Contamination and saturation

  • SWE-bench Verified contamination: OpenAI confirmed training-data leakage on every frontier model and 59.4% of the hardest unsolved tasks had flawed tests. OpenAI stopped reporting Verified scores. SWE-bench Pro's SEAL leaderboard is the preferred variant.
  • HumanEval / MBPP saturation: Frontier models score 90%+ without meaningful differentiation. No longer useful for comparing top models.
  • LiveCodeBench remains contamination-resistant by sourcing problems after model training cutoffs.

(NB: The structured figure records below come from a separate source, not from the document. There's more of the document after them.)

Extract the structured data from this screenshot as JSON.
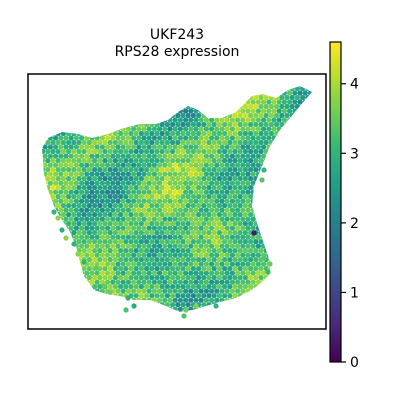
{
  "chart_data": {
    "type": "heatmap",
    "subtype": "spatial-spot-scatter",
    "title_line1": "UKF243",
    "title_line2": "RPS28 expression",
    "colormap": "viridis",
    "color_range": [
      0,
      4.6
    ],
    "colorbar_ticks": [
      "0",
      "1",
      "2",
      "3",
      "4"
    ],
    "colorbar_tick_values": [
      0,
      1,
      2,
      3,
      4
    ],
    "grid": false,
    "axes_visible": false,
    "typical_expression": 3.2,
    "outlier_spot_value": 0.3,
    "viridis_stops": [
      "#440154",
      "#482878",
      "#3e4989",
      "#31688e",
      "#26828e",
      "#1f9e89",
      "#35b779",
      "#6ece58",
      "#b5de2b",
      "#fde725"
    ]
  }
}
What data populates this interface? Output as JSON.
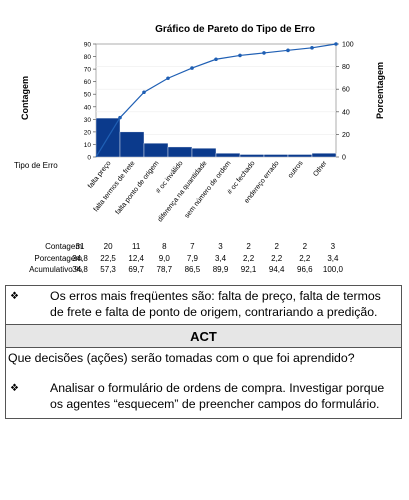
{
  "chart_data": {
    "type": "bar",
    "title": "Gráfico de Pareto do Tipo de Erro",
    "ylabel": "Contagem",
    "y2label": "Porcentagem",
    "xlabel": "Tipo de Erro",
    "categories": [
      "falta preço",
      "falta termos de frete",
      "falta ponto de origem",
      "# oc inválido",
      "diferença na quantidade",
      "sem número de ordem",
      "# oc fechado",
      "endereço errado",
      "outros",
      "Other"
    ],
    "series": [
      {
        "values": [
          31,
          20,
          11,
          8,
          7,
          3,
          2,
          2,
          2,
          3
        ]
      }
    ],
    "cumulative_percent": [
      34.8,
      57.3,
      69.7,
      78.7,
      86.5,
      89.9,
      92.1,
      94.4,
      96.6,
      100.0
    ],
    "ylim": [
      0,
      90
    ],
    "y2lim": [
      0,
      100
    ],
    "yticks": [
      "0",
      "10",
      "20",
      "30",
      "40",
      "50",
      "60",
      "70",
      "80",
      "90"
    ],
    "y2ticks": [
      "0",
      "20",
      "40",
      "60",
      "80",
      "100"
    ],
    "table": {
      "row_labels": [
        "Contagem",
        "Porcentagem",
        "Acumulativo %"
      ],
      "counts": [
        "31",
        "20",
        "11",
        "8",
        "7",
        "3",
        "2",
        "2",
        "2",
        "3"
      ],
      "percents": [
        "34,8",
        "22,5",
        "12,4",
        "9,0",
        "7,9",
        "3,4",
        "2,2",
        "2,2",
        "2,2",
        "3,4"
      ],
      "cumulative": [
        "34,8",
        "57,3",
        "69,7",
        "78,7",
        "86,5",
        "89,9",
        "92,1",
        "94,4",
        "96,6",
        "100,0"
      ]
    },
    "grid": true,
    "colors": {
      "bar": "#0b3a8c",
      "line": "#1f5fb4"
    }
  },
  "doc": {
    "bullet_symbol": "❖",
    "finding": "Os erros mais freqüentes são: falta de preço, falta de termos de frete e falta de ponto de origem, contrariando a predição.",
    "act_header": "ACT",
    "question": "Que decisões (ações) serão tomadas com o que foi aprendido?",
    "action": "Analisar o formulário de ordens de compra. Investigar porque os agentes “esquecem” de preencher campos do formulário."
  }
}
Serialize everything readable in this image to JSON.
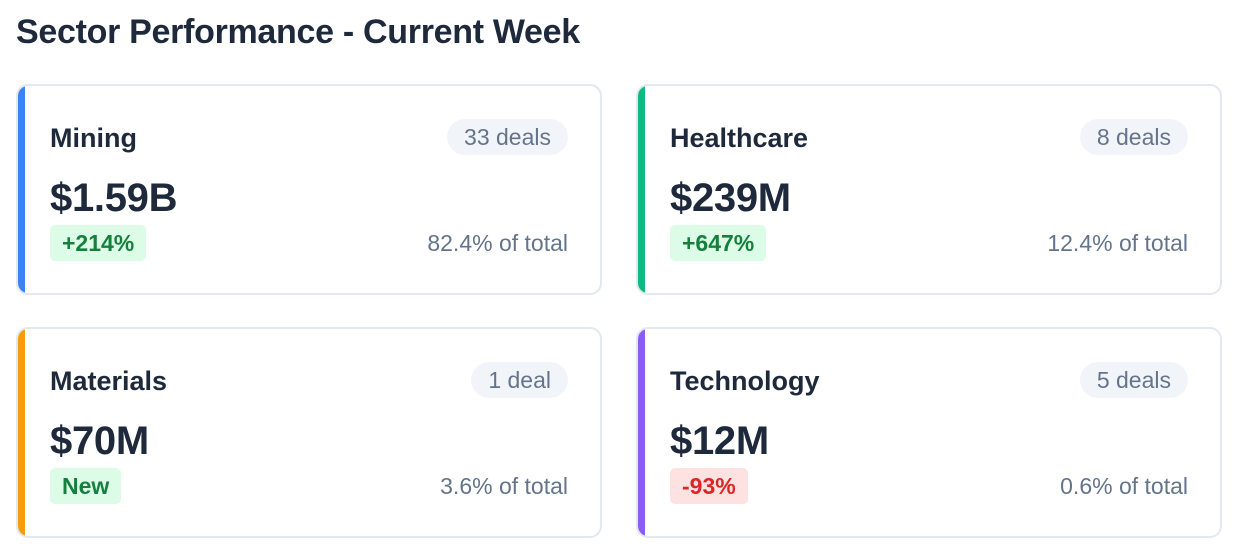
{
  "page": {
    "title": "Sector Performance - Current Week"
  },
  "cards": [
    {
      "name": "Mining",
      "deals": "33 deals",
      "amount": "$1.59B",
      "change": "+214%",
      "change_type": "positive",
      "share": "82.4% of total",
      "accent_color": "#3b82f6"
    },
    {
      "name": "Healthcare",
      "deals": "8 deals",
      "amount": "$239M",
      "change": "+647%",
      "change_type": "positive",
      "share": "12.4% of total",
      "accent_color": "#10b981"
    },
    {
      "name": "Materials",
      "deals": "1 deal",
      "amount": "$70M",
      "change": "New",
      "change_type": "positive",
      "share": "3.6% of total",
      "accent_color": "#f59e0b"
    },
    {
      "name": "Technology",
      "deals": "5 deals",
      "amount": "$12M",
      "change": "-93%",
      "change_type": "negative",
      "share": "0.6% of total",
      "accent_color": "#8b5cf6"
    }
  ],
  "colors": {
    "positive_bg": "#dcfce7",
    "positive_text": "#15803d",
    "negative_bg": "#fee2e2",
    "negative_text": "#dc2626"
  }
}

What benchmarks still don't measure

MorphLLM flags this explicitly: "No benchmark measures cost-per-task, latency, or real-world workflow integration including code reviews and team communication." The most important properties of a tool — what it costs to ship a feature, how long the loop takes with human review, how it plays with a team's existing process — aren't captured anywhere in the leaderboard ecosystem.

Design implications

  • Prefer SWE-bench Pro (SEAL) + Aider Polyglot as a pair — one tests agent-scaffolding-plus-model, the other tests pure model ability. Together they triangulate.
  • Prefer Terminal-Bench for tier-2 / terminal-agent selection specifically.
  • Prefer LiveCodeBench when you want contamination-clean reasoning signal.
  • Ignore HumanEval at the frontier. It's saturated.
  • Don't let model benchmarks pick your tool. The scaffolding-vs-model point means the best model doesn't always live in the best tool.
  • Watch for output-oriented metrics (like Devin's PR merge rate). These are rare but more informative than pass@k on isolated tasks.

Open questions

  • What would a rigorous "cost-per-task" benchmark look like? MorphLLM flags the absence; nobody has filled the gap.
  • Can scaffolding quality be benchmarked independently of the model? Decoupling would be hugely valuable for evaluating new agent frameworks.
  • Do benchmark scores predict field productivity at all? ai-coding-productivity-paradox suggests not clearly.